One message that emerged from these conversations with Lt. Gen. Darryl L. Roberson, commander of Air Education and Training Command, and other senior leaders is that USAF wants to do a better job of enticing its own AFROTC cadets to become Air Force pilots, Vazquez said.

“That means getting them up in the air as often as they can, which means funding [CAP’s] cadet-orientation flight program,” he explained. The pilot shortage has made these efforts a priority, and CAP is ready to execute quickly. “The airplanes are in place, the program is in place; all they have to do is turn the dollars on. They don’t have to create a program from scratch or go get contractors. It’s very inexpensive for us to do that versus a contractor.”

As of Aug. 9, 2016, CAP pilots had conducted 126.3 hours of orientation flying in Fiscal 2016 for AFROTC cadets, a 213 percent gain over Fiscal 2015. Nevertheless, more is needed to make a dent in the pilot shortage.

About 9,600 pilots are on the CAP rolls, but only 2,800 are active pilots, and the number of fully qualified mission pilots hovers around 1,700. That’s enough to support existing missions, but more are always needed. All are unpaid volunteers who give up nights, weekends, holidays, or vacations to train in their specialties. Some 70 percent of CAP’s annual mission hours are devoted to mission support, with another 35 percent spent on training.

Like the Air Force, commercial airlines, and even general and sport aviation, CAP could use more pilots.

That’s one of the challenges that has come along with the Total Force designation. People and processes are being adjusted to meet growing demand for support, and recruiting and retention become more important as the number of missions increase.
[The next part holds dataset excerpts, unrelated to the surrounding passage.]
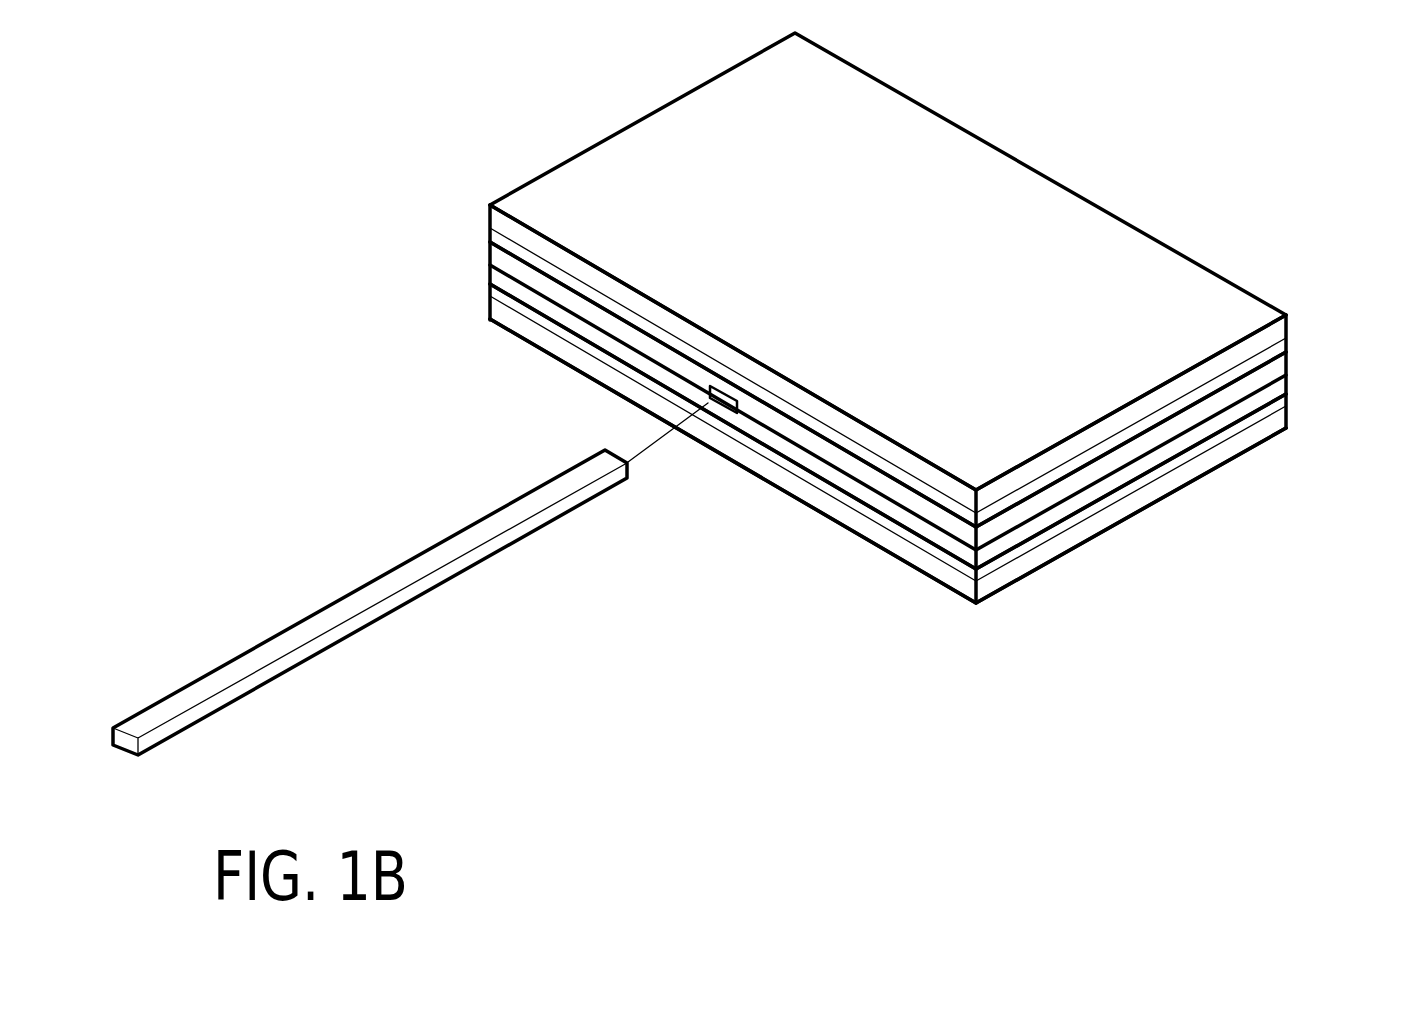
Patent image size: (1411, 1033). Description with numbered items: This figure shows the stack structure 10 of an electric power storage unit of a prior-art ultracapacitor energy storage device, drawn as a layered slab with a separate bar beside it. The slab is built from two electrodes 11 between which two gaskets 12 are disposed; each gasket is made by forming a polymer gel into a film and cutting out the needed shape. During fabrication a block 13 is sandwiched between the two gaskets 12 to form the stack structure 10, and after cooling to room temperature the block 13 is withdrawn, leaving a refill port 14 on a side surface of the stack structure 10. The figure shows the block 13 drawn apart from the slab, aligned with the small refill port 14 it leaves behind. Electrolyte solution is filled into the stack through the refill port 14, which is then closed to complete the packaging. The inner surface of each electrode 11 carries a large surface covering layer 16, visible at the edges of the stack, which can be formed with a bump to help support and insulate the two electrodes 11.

The stack structure 10 is at (378, 130).
The electrode 11 is at (478, 202).
The gasket 12 is at (497, 258).
The block 13 is at (347, 615).
The refill port 14 is at (722, 413).
The large surface covering layer 16 is at (1270, 353).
“We’re a very mature program. We’ve been around a long time,” said Vazquez, “and we’ve let our regulations grow to the point where sometimes we can turn people off trying to come in the front door.”

CAP is in the midst of a nose-to-tail revamp of every regulation, instruction, and pamphlet. This scrutiny is aimed at stripping down requirements and administrative burdens to a minimum while aligning more closely with the Air Force. It’s more than a paper chase: Exit surveys of members who leave CAP show that a prominent factor in their decision is the perception that they’re not needed. This is fueled in part by procedures that make it difficult to recruit members in particular specialties—whether pilots, communicators, system operators, or administrators.

“We’ve got to figure out a way to give credit for people who have those experiences and bring them straight into the program, where they can start contributing without too much overhead,” Vazquez said. “The big thing is making it easy for professional pilots, or professionals of any stripe, to come into Civil Air Patrol” without roadblocks being put in their way “inadvertently.”